Bluntschli was one of the founders, at Ghent in 1873, of the Institute of International Law, and was the representative of the German emperor at the conference on the international laws of war at Brussels. During the latter years of his life he took a lively interest in the _Protestantenverein_, a society formed to combat reactionary and ultramontane views of theology. He died suddenly at Karlsruhe on the 21st of October 1881. His library was acquired by Johns Hopkins University at Baltimore, U.S.A.
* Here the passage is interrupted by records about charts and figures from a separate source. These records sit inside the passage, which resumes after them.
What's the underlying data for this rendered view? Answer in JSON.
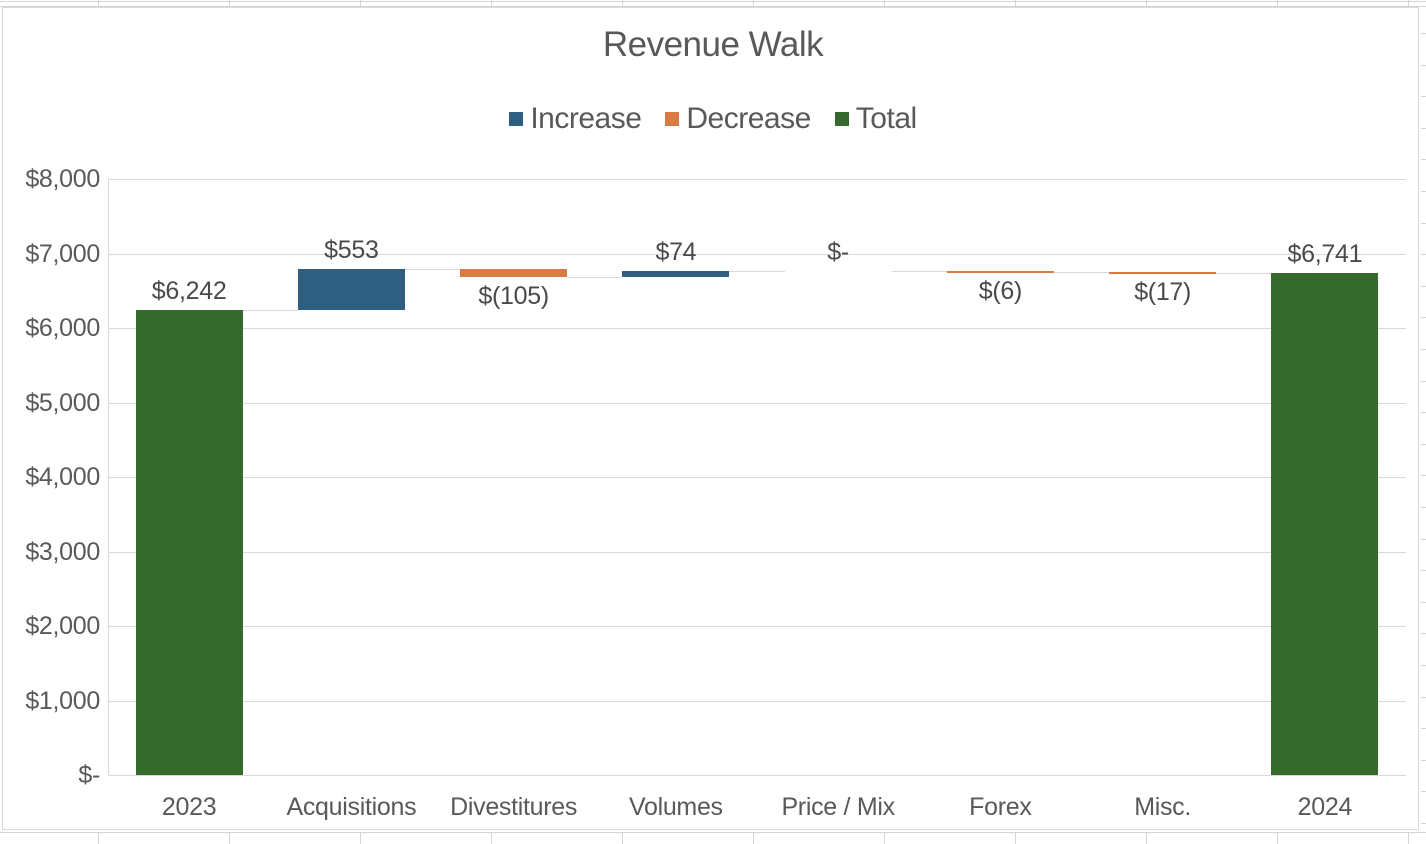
{
  "chart_data": {
    "type": "bar",
    "subtype": "waterfall",
    "title": "Revenue Walk",
    "categories": [
      "2023",
      "Acquisitions",
      "Divestitures",
      "Volumes",
      "Price / Mix",
      "Forex",
      "Misc.",
      "2024"
    ],
    "values": [
      6242,
      553,
      -105,
      74,
      0,
      -6,
      -17,
      6741
    ],
    "labels": [
      "$6,242",
      "$553",
      "$(105)",
      "$74",
      "$-",
      "$(6)",
      "$(17)",
      "$6,741"
    ],
    "kinds": [
      "total",
      "increase",
      "decrease",
      "increase",
      "zero",
      "decrease",
      "decrease",
      "total"
    ],
    "legend": [
      {
        "key": "increase",
        "label": "Increase",
        "color": "#2e5f80"
      },
      {
        "key": "decrease",
        "label": "Decrease",
        "color": "#d97b42"
      },
      {
        "key": "total",
        "label": "Total",
        "color": "#366a2c"
      }
    ],
    "legend_position": "top",
    "xlabel": "",
    "ylabel": "",
    "ylim": [
      0,
      8000
    ],
    "grid": true,
    "yticks": [
      {
        "value": 8000,
        "label": "$8,000"
      },
      {
        "value": 7000,
        "label": "$7,000"
      },
      {
        "value": 6000,
        "label": "$6,000"
      },
      {
        "value": 5000,
        "label": "$5,000"
      },
      {
        "value": 4000,
        "label": "$4,000"
      },
      {
        "value": 3000,
        "label": "$3,000"
      },
      {
        "value": 2000,
        "label": "$2,000"
      },
      {
        "value": 1000,
        "label": "$1,000"
      },
      {
        "value": 0,
        "label": "$-"
      }
    ],
    "colors": {
      "increase": "#2e5f80",
      "decrease": "#d97b42",
      "total": "#366a2c",
      "gridline": "#d9d9d9",
      "connector": "#d9d9d9",
      "chart_border": "#d9d9d9",
      "sheet_gridline": "#d4d4d4",
      "title_text": "#595959",
      "axis_text": "#595959",
      "data_label_text": "#4a4a4a",
      "background": "#ffffff"
    }
  }
}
Among his works, other than those before mentioned, may be cited _Deutsches Privatrecht_ (1853-1854); _Deutsche Staatslehre fur Gebildete_ (1874); and _Deutsche Staatslehre und die heutige Staatenwelt_ (1880).
For notices of Bluntschli's life and works see his interesting autobiography, _Denkwurdiges aus meinem Leben_ (1884); von Holtzendorff, _Bluntschli und seine Verdienste um die Staatswissenschaften_ (1882); Brockhaus, _Konversations-Lexicon_ (1901); and a biography by Meyer von Kronau, in _Allgemeine deutsche Biographie_.